Possibly the earliest Mughal document, a land grant dating from 1527 (IO Islamic 4720/1)
This decree (farmān) of Babur is dated 13 (or possibly 30) Zu’l-Qaʻdah 933 (August 1527), just a few months after his decisive victory over Rana Sanga of Mewar and his confederates at the battle of Khanwa in March 1527. It was issued in the name of Ẓahīr al-Dīn Muḥammad Bābur Ghāzī (‘holy warrior’, a title he had assumed after his recent victory) and confirms the grant of a village, Panchal Gul Pinduri (the exact form of the name is uncertain!) in the Pargana of Batala, Punjab, as a hereditary grant (suyurghāl) to the Qazi (magistrate) Jalāl al-Dīn. The revenue of this village amounted to 5,000 copper coins (tankah-i siyāh) and was tax-free. The beneficiary was not required to petition annually for the renewal of this grant.

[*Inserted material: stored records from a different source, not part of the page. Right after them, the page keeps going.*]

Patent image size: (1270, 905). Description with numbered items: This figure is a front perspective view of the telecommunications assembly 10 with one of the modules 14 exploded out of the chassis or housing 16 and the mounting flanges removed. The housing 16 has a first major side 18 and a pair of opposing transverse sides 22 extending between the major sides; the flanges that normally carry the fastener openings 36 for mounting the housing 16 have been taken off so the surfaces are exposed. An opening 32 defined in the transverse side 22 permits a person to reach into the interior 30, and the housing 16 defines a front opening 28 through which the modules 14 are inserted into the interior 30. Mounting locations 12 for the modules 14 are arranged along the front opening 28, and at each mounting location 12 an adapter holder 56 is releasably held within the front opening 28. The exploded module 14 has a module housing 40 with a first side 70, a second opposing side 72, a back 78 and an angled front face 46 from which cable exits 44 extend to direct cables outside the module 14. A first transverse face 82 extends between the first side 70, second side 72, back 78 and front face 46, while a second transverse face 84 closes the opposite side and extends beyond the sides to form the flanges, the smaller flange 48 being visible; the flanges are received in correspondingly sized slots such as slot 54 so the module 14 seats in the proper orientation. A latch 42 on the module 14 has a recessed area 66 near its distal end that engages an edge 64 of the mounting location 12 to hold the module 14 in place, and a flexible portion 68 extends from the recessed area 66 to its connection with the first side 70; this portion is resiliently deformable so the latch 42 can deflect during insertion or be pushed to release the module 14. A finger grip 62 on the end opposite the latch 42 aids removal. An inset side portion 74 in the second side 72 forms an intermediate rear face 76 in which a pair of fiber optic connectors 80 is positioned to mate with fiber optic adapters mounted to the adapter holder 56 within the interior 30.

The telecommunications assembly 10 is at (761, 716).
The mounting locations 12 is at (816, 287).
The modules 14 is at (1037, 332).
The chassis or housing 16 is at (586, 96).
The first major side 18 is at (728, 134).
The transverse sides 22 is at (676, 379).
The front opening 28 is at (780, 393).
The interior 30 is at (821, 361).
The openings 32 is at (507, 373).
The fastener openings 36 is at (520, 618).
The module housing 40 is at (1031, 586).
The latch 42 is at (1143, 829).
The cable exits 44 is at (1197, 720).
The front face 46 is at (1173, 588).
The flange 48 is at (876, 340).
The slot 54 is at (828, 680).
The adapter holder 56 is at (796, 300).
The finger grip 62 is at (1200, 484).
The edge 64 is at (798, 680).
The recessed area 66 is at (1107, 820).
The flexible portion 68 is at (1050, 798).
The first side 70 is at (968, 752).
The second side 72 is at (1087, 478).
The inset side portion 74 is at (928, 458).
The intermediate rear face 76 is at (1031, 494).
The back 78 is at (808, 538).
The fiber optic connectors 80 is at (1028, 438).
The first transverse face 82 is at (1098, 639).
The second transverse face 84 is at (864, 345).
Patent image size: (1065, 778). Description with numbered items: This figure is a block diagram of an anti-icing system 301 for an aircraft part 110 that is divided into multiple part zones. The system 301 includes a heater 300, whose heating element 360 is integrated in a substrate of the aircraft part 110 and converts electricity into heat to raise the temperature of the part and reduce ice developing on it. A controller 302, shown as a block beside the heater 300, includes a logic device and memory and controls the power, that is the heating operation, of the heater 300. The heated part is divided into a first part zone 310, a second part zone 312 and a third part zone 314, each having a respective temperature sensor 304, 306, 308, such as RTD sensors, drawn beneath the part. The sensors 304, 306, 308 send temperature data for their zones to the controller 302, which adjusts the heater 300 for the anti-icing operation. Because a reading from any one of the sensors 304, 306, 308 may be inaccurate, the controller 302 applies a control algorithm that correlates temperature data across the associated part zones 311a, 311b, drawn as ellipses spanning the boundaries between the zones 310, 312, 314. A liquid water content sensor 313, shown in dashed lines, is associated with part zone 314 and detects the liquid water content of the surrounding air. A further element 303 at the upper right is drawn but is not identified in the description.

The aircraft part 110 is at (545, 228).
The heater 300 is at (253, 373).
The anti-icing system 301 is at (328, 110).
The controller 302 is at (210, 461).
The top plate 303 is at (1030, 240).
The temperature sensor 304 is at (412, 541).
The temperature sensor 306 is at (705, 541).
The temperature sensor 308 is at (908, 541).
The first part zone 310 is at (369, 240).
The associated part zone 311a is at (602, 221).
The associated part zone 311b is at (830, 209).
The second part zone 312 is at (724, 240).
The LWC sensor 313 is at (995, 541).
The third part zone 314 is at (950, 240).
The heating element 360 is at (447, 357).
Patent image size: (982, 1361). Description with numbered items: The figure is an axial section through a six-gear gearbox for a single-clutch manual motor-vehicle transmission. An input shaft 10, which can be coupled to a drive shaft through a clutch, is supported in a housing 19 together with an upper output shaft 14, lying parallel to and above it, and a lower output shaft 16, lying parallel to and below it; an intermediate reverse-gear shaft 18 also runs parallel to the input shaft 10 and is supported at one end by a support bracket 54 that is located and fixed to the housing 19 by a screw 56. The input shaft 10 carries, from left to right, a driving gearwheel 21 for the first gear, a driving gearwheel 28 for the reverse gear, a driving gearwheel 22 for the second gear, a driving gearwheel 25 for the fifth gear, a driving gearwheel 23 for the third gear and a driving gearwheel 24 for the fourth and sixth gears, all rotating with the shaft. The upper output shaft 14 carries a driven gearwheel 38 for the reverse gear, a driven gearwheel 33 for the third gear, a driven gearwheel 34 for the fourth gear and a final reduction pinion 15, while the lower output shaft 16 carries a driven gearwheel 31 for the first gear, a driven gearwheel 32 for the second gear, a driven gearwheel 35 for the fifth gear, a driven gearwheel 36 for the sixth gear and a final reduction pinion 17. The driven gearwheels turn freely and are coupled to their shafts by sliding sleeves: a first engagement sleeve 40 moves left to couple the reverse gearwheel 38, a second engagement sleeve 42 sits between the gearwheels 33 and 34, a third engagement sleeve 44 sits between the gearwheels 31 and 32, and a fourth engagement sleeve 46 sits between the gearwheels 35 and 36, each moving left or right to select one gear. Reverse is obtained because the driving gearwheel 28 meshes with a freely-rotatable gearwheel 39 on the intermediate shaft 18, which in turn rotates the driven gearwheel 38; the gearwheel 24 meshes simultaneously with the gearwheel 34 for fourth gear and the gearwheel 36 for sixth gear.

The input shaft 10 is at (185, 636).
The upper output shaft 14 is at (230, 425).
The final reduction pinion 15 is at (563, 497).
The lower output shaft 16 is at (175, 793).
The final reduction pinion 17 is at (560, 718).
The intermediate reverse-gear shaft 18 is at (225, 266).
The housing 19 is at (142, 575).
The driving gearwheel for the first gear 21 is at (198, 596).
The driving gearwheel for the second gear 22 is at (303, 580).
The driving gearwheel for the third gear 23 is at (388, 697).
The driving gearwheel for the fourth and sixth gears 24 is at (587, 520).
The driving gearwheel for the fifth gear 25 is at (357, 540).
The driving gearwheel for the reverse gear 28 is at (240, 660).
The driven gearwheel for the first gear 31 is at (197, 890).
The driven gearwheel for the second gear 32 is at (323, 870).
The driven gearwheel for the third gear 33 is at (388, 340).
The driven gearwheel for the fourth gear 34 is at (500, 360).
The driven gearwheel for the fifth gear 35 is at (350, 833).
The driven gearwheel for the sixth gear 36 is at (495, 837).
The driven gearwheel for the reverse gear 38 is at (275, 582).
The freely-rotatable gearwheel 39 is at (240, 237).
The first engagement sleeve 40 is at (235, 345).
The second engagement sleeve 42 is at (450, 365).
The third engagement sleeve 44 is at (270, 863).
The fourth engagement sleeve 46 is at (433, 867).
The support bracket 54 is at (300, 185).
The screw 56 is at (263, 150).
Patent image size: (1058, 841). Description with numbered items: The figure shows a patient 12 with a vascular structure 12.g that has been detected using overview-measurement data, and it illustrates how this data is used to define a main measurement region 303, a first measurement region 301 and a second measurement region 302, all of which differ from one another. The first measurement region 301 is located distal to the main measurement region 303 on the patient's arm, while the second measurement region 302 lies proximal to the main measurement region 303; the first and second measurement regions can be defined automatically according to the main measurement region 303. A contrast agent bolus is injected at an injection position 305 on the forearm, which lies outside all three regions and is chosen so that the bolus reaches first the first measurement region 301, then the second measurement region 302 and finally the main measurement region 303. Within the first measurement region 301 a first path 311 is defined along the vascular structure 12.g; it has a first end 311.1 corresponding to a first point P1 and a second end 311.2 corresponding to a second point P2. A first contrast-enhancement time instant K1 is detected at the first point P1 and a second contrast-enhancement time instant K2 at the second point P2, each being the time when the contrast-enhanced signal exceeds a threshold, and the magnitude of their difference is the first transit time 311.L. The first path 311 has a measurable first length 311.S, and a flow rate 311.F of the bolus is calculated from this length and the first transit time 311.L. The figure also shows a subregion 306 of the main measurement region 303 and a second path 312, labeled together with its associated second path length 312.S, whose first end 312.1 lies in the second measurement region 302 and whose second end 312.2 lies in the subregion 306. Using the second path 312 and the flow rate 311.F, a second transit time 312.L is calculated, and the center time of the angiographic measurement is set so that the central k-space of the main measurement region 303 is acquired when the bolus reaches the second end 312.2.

Very few original documents survive from Babur’s reign; S.A.I. Tirmizi (see below) lists only four. This one is particularly interesting. The early date suggests that under Mughal rule a new grant was required to confirm Jalāl al-Dīn in a post which he had probably already held under the Lodhi Sultans of Delhi. The use of the administrative unit parganah, a term for a collection of villages which had been in official use in India from the 14th century, demonstrates the Mughals’ continued use of an existing administrative structure. However, the grant itself is called a suyurghāl, a Mongol term for a hereditary grant. Other new terms used are mutavajjihāt and māl u jihāt, both names of taxes found in documents of the Turkman and Timurid dynasties which ruled much of Iran during the 15th century.
Babur’s dynastic seal
Babur’s seal is the earliest known example of the Mughal dynastic seal, which developed under Akbar and his successors into a stylised central circle containing the ruler’s name surrounded by smaller circles containing his ancestors as far back as Timur (Tamerlane). Here Babur’s name is placed in the centre, while around the edge (right to left) are those of his paternal ancestors, each enclosed in a lobed panel: ʻUmar Shaykh, Sulṭān Abū Saʻīd, Sulṭān Muḥammad, Mīrān Shāh, and Amīr Tīmūr. The seal is dated 928 (1521/22).
Shaykh Zayn al-Dīn Vafā’ī
The back of the document contains seal impressions of several officials, including Shaykh Zayn al-Din Khvāfī (d.1533/34). His seal is stamped under his endorsement which reads: ‘Edict (parvānchah) of Shaykh Zayn al-Dīn, chief authority of great judges of the Islamic world among men’.
Shaykh Zayn is mentioned several times in Babur’s autobiographical memoirs (Vaqi‘āt-i Bāburī) of which the earliest dated manuscript (British Library Add. 26324), is on display in the exhibition. He also translated the work from Chaghatay Turkic into Persian. He was responsible for drafting several decrees – most notably, perhaps, the one in which Babur formally renounced alcohol before the battle of Khanwa in 1527. Shaykh Zayn was also an accomplished poet, writing under the name Vafā’ī.
S.A.I. Tirmizi, Mughal documents (1526-1627), Delhi: Manohar, 1989, pp. 44, 146-9.
M.Z.A. Shakeb, A descriptive catalogue of the Batala collection of Mughal documents, 1527-1757 AD, London: British Library, 1990, p. 1.
Momin Mohiuddin, The chancellory and Persian epistolography under the Mughals, Calcutta: Iran Society, 1971, p. 76, 79-81. Includes a photograph of this document.